Dulu banyak yg memberi "harapan" kepada rakyat, tp pada akhirnya rakyat
butuh yg "real" bukan cuma mimpi.
 
> Buat apa punya kontrol (mikro) perusahaan kalau perusahaannya bangkrut
> ? Apa untungnya bagi rakyat banyak kalau perusahaannya merugi terus ?
> --------
> Kontrol akan membuat perusahaan tidak bangkrut selama kontrol itu
> dijalankan dengan baik. 

Apa benar begitu ? Berapa lama memangnya menciptakan sistem kontrol itu
? KPKPN yg dimaksudkan utk monitor kekayaan negara agar ketahuan secara
dini kalau ada korupsi saja di bubarkan.

> Maka yang perlu diperbaiki adalah disini,
> bukan dengan cara gampang menjual, apalagi dengan harga murah.

Apa ukuran murah/mahal ? Dari sudut pandang mana dibilang murah/mahal ?
Jangan berhitung harga nomimal, hitung donk harga pasar.
Dijual murah saja yg berani beli hanya yg itu-2x saja, apalagi dijual
mahal ?

> Perusahaan tidak akan merugi terus kalau roda ekonomi perusahaan
> berputar.
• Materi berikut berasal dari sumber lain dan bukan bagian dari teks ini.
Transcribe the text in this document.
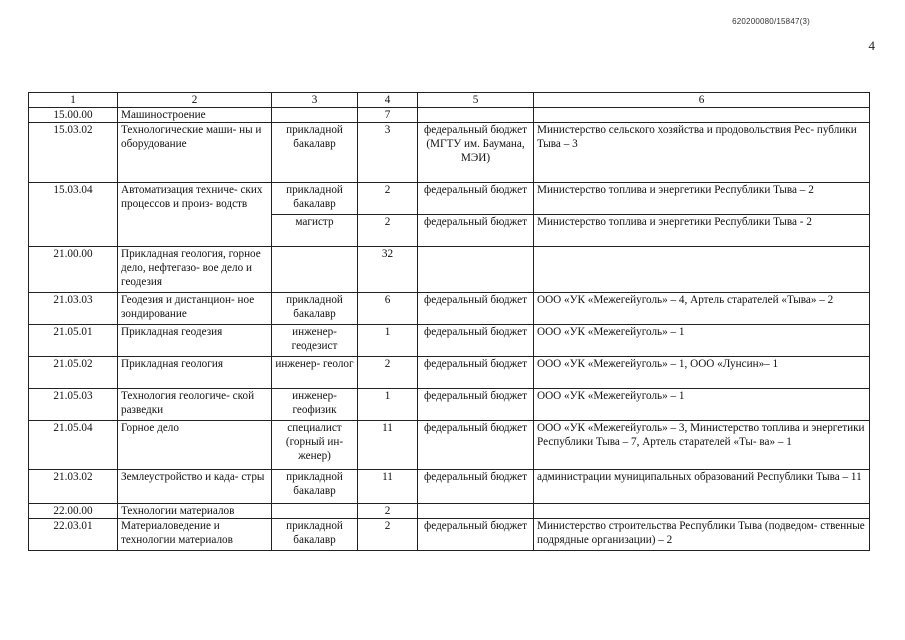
620200080/15847(3)
4
1	2	3	4	5	6
15.00.00	Машиностроение		7		
15.03.02	Технологические маши- ны и оборудование	прикладной бакалавр	3	федеральный бюджет (МГТУ им. Баумана, МЭИ)	Министерство сельского хозяйства и продовольствия Рес- публики Тыва – 3
15.03.04	Автоматизация техниче- ских процессов и произ- водств	прикладной бакалавр	2	федеральный бюджет	Министерство топлива и энергетики Республики Тыва – 2
		магистр	2	федеральный бюджет	Министерство топлива и энергетики Республики Тыва - 2
21.00.00	Прикладная геология, горное дело, нефтегазо- вое дело и геодезия		32		
21.03.03	Геодезия и дистанцион- ное зондирование	прикладной бакалавр	6	федеральный бюджет	ООО «УК «Межегейуголь» – 4, Артель старателей «Тыва» – 2
21.05.01	Прикладная геодезия	инженер- геодезист	1	федеральный бюджет	ООО «УК «Межегейуголь» – 1
21.05.02	Прикладная геология	инженер- геолог	2	федеральный бюджет	ООО «УК «Межегейуголь» – 1, ООО «Лунсин»– 1
21.05.03	Технология геологиче- ской разведки	инженер- геофизик	1	федеральный бюджет	ООО «УК «Межегейуголь» – 1
21.05.04	Горное дело	специалист (горный ин- женер)	11	федеральный бюджет	ООО «УК «Межегейуголь» – 3, Министерство топлива и энергетики Республики Тыва – 7, Артель старателей «Ты- ва» – 1
21.03.02	Землеустройство и када- стры	прикладной бакалавр	11	федеральный бюджет	администрации муниципальных образований Республики Тыва – 11
22.00.00	Технологии материалов		2		
22.03.01	Материаловедение и технологии материалов	прикладной бакалавр	2	федеральный бюджет	Министерство строительства Республики Тыва (подведом- ственные подрядные организации) – 2
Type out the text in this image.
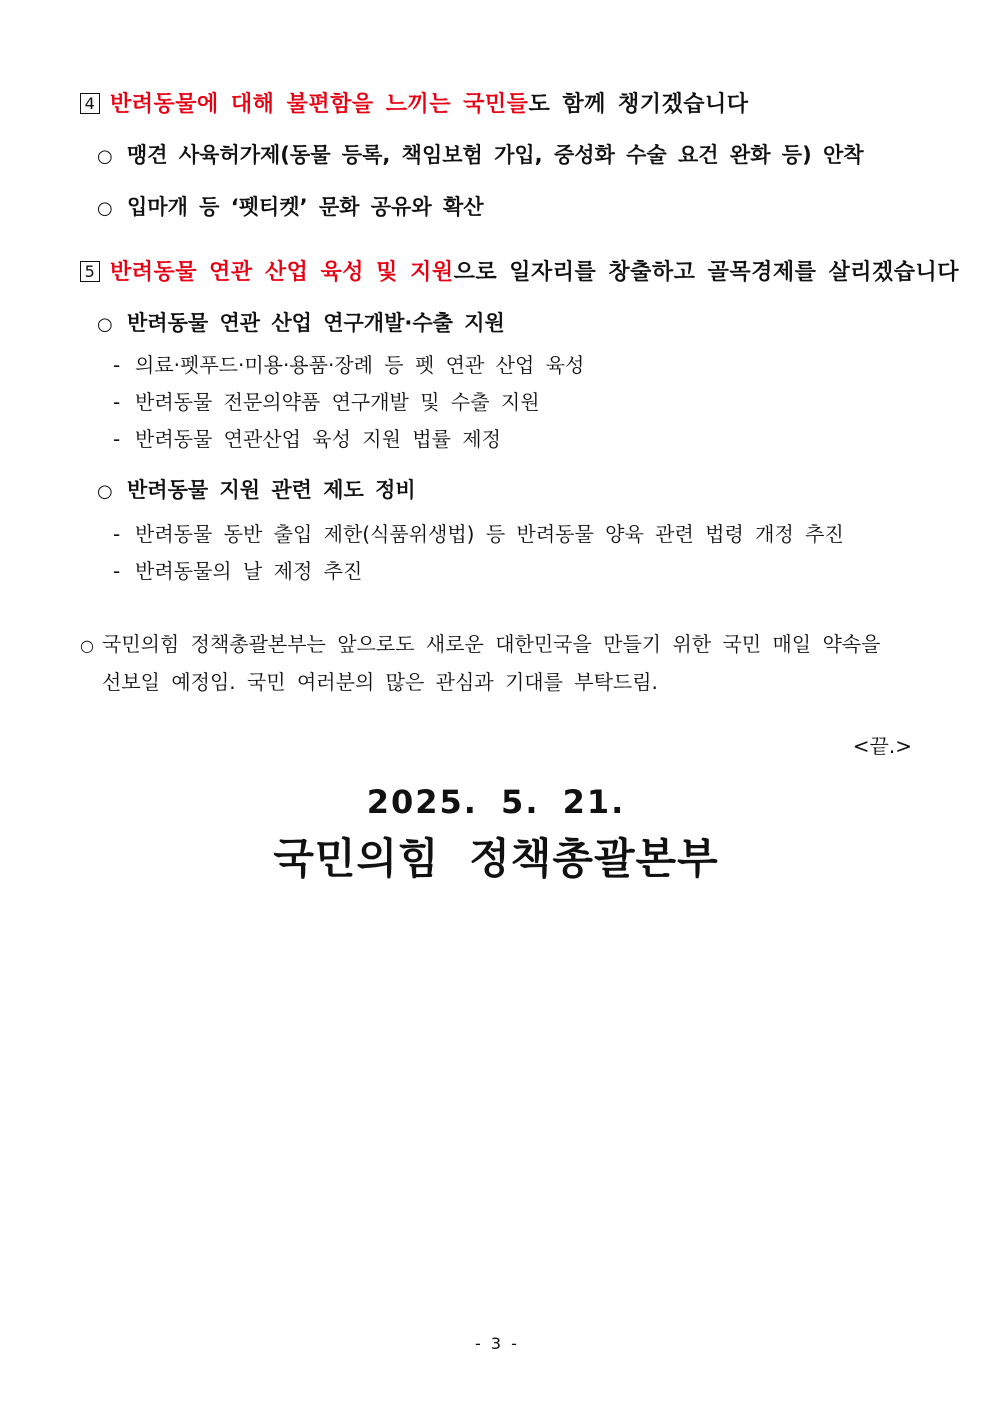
4 반려동물에 대해 불편함을 느끼는 국민들도 함께 챙기겠습니다
○ 맹견 사육허가제(동물 등록, 책임보험 가입, 중성화 수술 요건 완화 등) 안착
○ 입마개 등 ‘펫티켓’ 문화 공유와 확산
5 반려동물 연관 산업 육성 및 지원으로 일자리를 창출하고 골목경제를 살리겠습니다
○ 반려동물 연관 산업 연구개발·수출 지원
- 의료·펫푸드·미용·용품·장례 등 펫 연관 산업 육성
- 반려동물 전문의약품 연구개발 및 수출 지원
- 반려동물 연관산업 육성 지원 법률 제정
○ 반려동물 지원 관련 제도 정비
- 반려동물 동반 출입 제한(식품위생법) 등 반려동물 양육 관련 법령 개정 추진
- 반려동물의 날 제정 추진
○ 국민의힘 정책총괄본부는 앞으로도 새로운 대한민국을 만들기 위한 국민 매일 약속을
선보일 예정임. 국민 여러분의 많은 관심과 기대를 부탁드림.
<끝.>
2025. 5. 21.
국민의힘 정책총괄본부
- 3 -
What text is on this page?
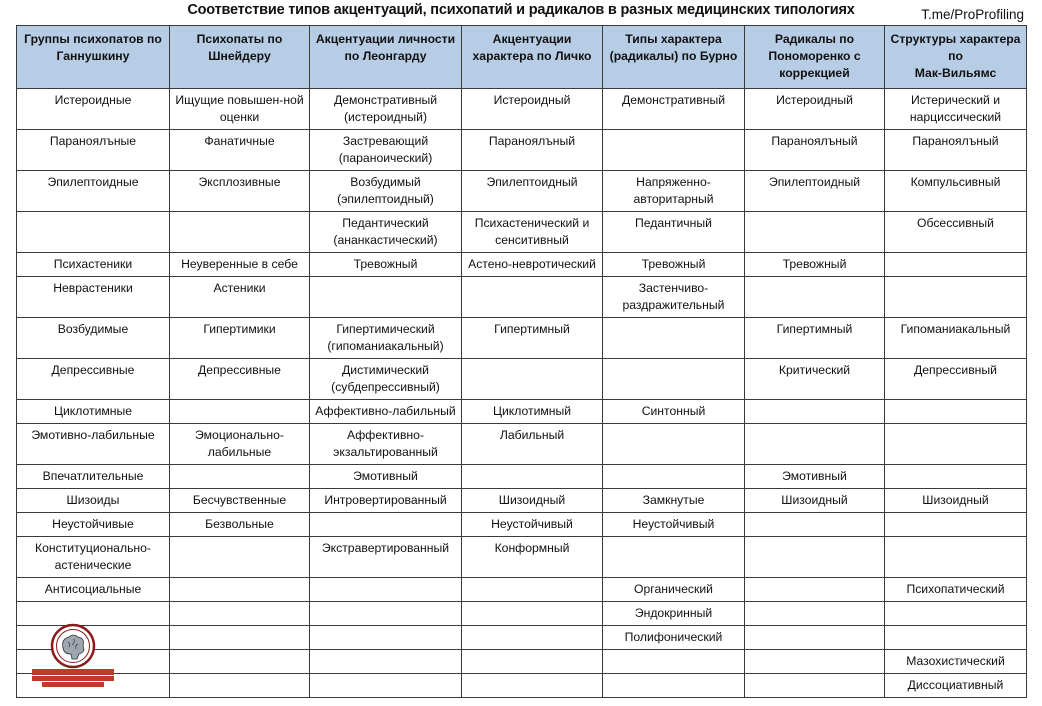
Соответствие типов акцентуаций, психопатий и радикалов в разных медицинских типологиях	T.me/ProProfiling
Группы психопатов по Ганнушкину	Психопаты по Шнейдеру	Акцентуации личности по Леонгарду	Акцентуации характера по Личко	Типы характера (радикалы) по Бурно	Радикалы по Пономоренко с коррекцией	Структуры характера по
Мак-Вильямс
Истероидные	Ищущие повышен-ной оценки	Демонстративный (истероидный)	Истероидный	Демонстративный	Истероидный	Истерический и нарциссический
Параноялъные	Фанатичные	Застревающий (параноический)	Параноялъный		Параноялъный	Параноялъный
Эпилептоидные	Эксплозивные	Возбудимый (эпилептоидный)	Эпилептоидный	Напряженно-авторитарный	Эпилептоидный	Компульсивный
		Педантический (ананкастический)	Психастенический и сенситивный	Педантичный		Обсессивный
Психастеники	Неуверенные в себе	Тревожный	Астено-невротический	Тревожный	Тревожный	
Неврастеники	Астеники			Застенчиво-раздражительный		
Возбудимые	Гипертимики	Гипертимический (гипоманиакальный)	Гипертимный		Гипертимный	Гипоманиакальный
Депрессивные	Депрессивные	Дистимический (субдепрессивный)			Критический	Депрессивный
Циклотимные		Аффективно-лабильный	Циклотимный	Синтонный		
Эмотивно-лабильные	Эмоционально-лабильные	Аффективно-экзальтированный	Лабильный			
Впечатлительные		Эмотивный			Эмотивный	
Шизоиды	Бесчувственные	Интровертированный	Шизоидный	Замкнутые	Шизоидный	Шизоидный
Неустойчивые	Безвольные		Неустойчивый	Неустойчивый		
Конституционально-астенические		Экстравертированный	Конформный			
Антисоциальные				Органический		Психопатический
				Эндокринный		
				Полифонический		
						Мазохистический
						Диссоциативный
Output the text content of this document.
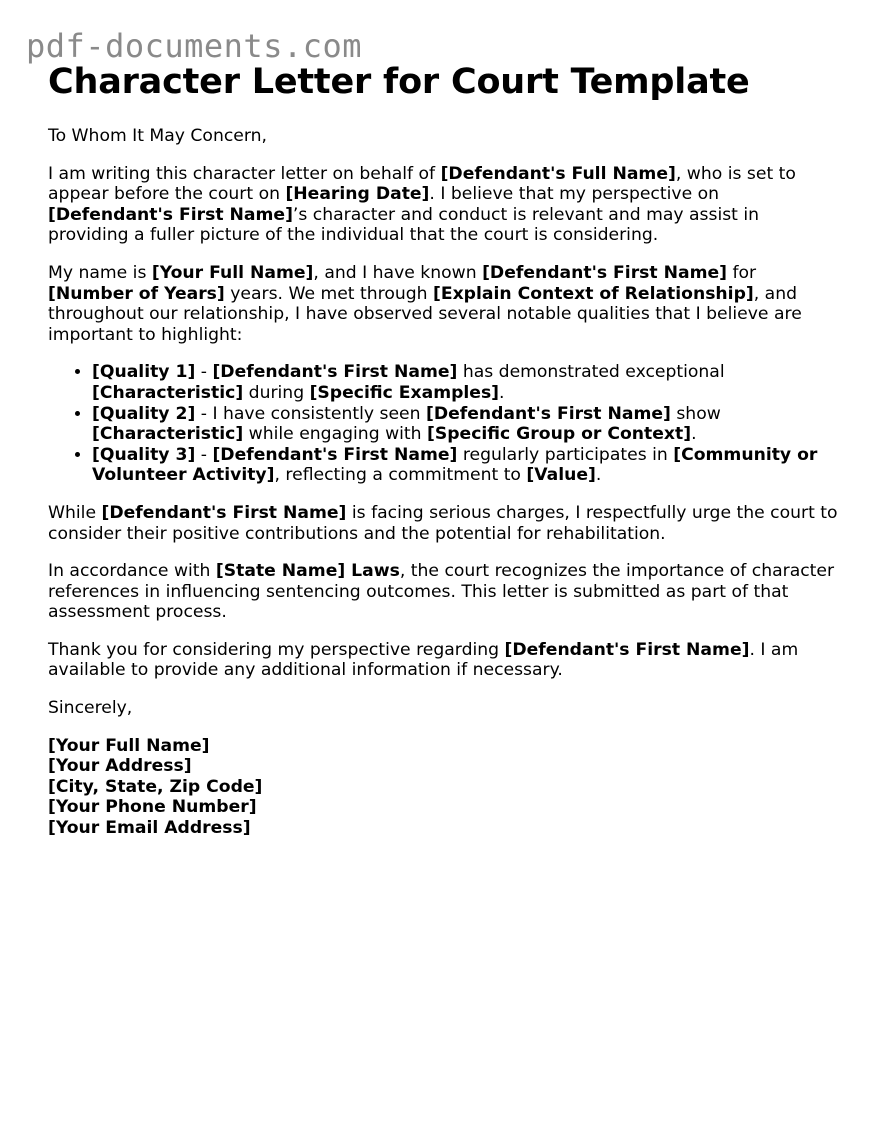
pdf-documents.com
Character Letter for Court Template

To Whom It May Concern,

I am writing this character letter on behalf of [Defendant's Full Name], who is set to appear before the court on [Hearing Date]. I believe that my perspective on [Defendant's First Name]’s character and conduct is relevant and may assist in providing a fuller picture of the individual that the court is considering.

My name is [Your Full Name], and I have known [Defendant's First Name] for [Number of Years] years. We met through [Explain Context of Relationship], and throughout our relationship, I have observed several notable qualities that I believe are important to highlight:

• [Quality 1] - [Defendant's First Name] has demonstrated exceptional [Characteristic] during [Specific Examples].
• [Quality 2] - I have consistently seen [Defendant's First Name] show [Characteristic] while engaging with [Specific Group or Context].
• [Quality 3] - [Defendant's First Name] regularly participates in [Community or Volunteer Activity], reflecting a commitment to [Value].

While [Defendant's First Name] is facing serious charges, I respectfully urge the court to consider their positive contributions and the potential for rehabilitation.

In accordance with [State Name] Laws, the court recognizes the importance of character references in influencing sentencing outcomes. This letter is submitted as part of that assessment process.

Thank you for considering my perspective regarding [Defendant's First Name]. I am available to provide any additional information if necessary.

Sincerely,

[Your Full Name]
[Your Address]
[City, State, Zip Code]
[Your Phone Number]
[Your Email Address]
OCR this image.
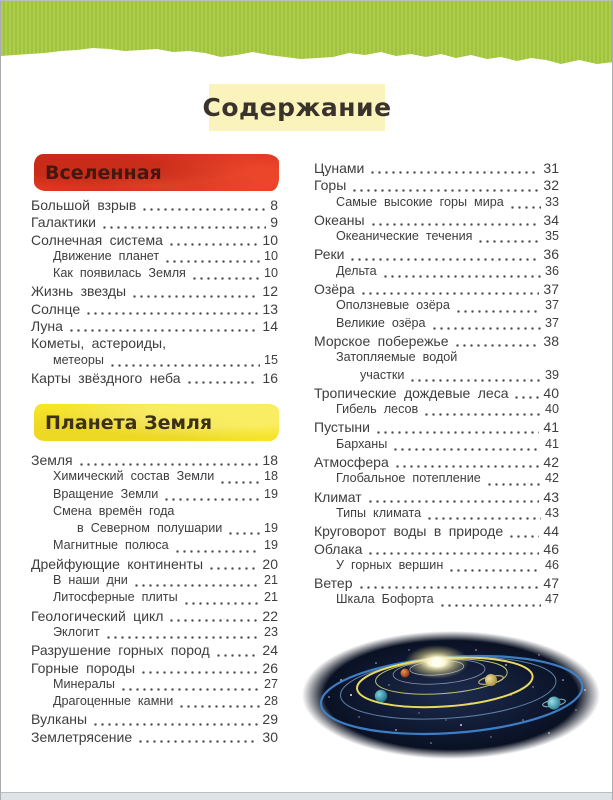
Содержание
Вселенная
Большой взрыв	8
Галактики	9
Солнечная система	10
Движение планет	10
Как появилась Земля	10
Жизнь звезды	12
Солнце	13
Луна	14
Кометы, астероиды,
метеоры	15
Карты звёздного неба	16
Планета Земля
Земля	18
Химический состав Земли	18
Вращение Земли	19
Смена времён года
в Северном полушарии	19
Магнитные полюса	19
Дрейфующие континенты	20
В наши дни	21
Литосферные плиты	21
Геологический цикл	22
Эклогит	23
Разрушение горных пород	24
Горные породы	26
Минералы	27
Драгоценные камни	28
Вулканы	29
Землетрясение	30
Цунами	31
Горы	32
Самые высокие горы мира	33
Океаны	34
Океанические течения	35
Реки	36
Дельта	36
Озёра	37
Оползневые озёра	37
Великие озёра	37
Морское побережье	38
Затопляемые водой
участки	39
Тропические дождевые леса 40
Гибель лесов	40
Пустыни	41
Барханы	41
Атмосфера	42
Глобальное потепление	42
Климат	43
Типы климата	43
Круговорот воды в природе	44
Облака	46
У горных вершин	46
Ветер	47
Шкала Бофорта	47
Bagaimana supaya berputar ? Dibutuhkan banyak hal, termasuk
> keberfihakan.

Omong kosong kalau yg disuruh berpihak hanya rakyat kecil, sementara
sebagian rakyat lain yg punya duit/kuasa justru boleh memilih :-) 
Kalau mau hidup "sementara sengsara", sama-2x donk.
 
> Itu kesalahan policy/kebijakan, saat itu kita menganut pola "membangun
> industri padat karya" bukan padat modal. Tidak ada hubungannya dengan
> soal pengelolaan perusahaan. (krn out context itulah saya tadi tidak
> menanggapi soal yg ini).
> PT DI juga begitukan ? Perusahaan ini mestinya "padat modal" akan
> tetapi dipaksakan jadi "padat karya", ya susah deh semua pihak :-(
> -------------------------
> Nah kalau policy yang salah, mari kita perbaiki  policynya. Kalau
> pengelolaan juga salah, mari kita benahi pengelolaannya. 

Ya coba aja ganti itu semua pengelola dan pembuat policy. Apa sudah ada
tendensi kearah itu ?

> Beri second chance untuk bangsa ini untuk maju. 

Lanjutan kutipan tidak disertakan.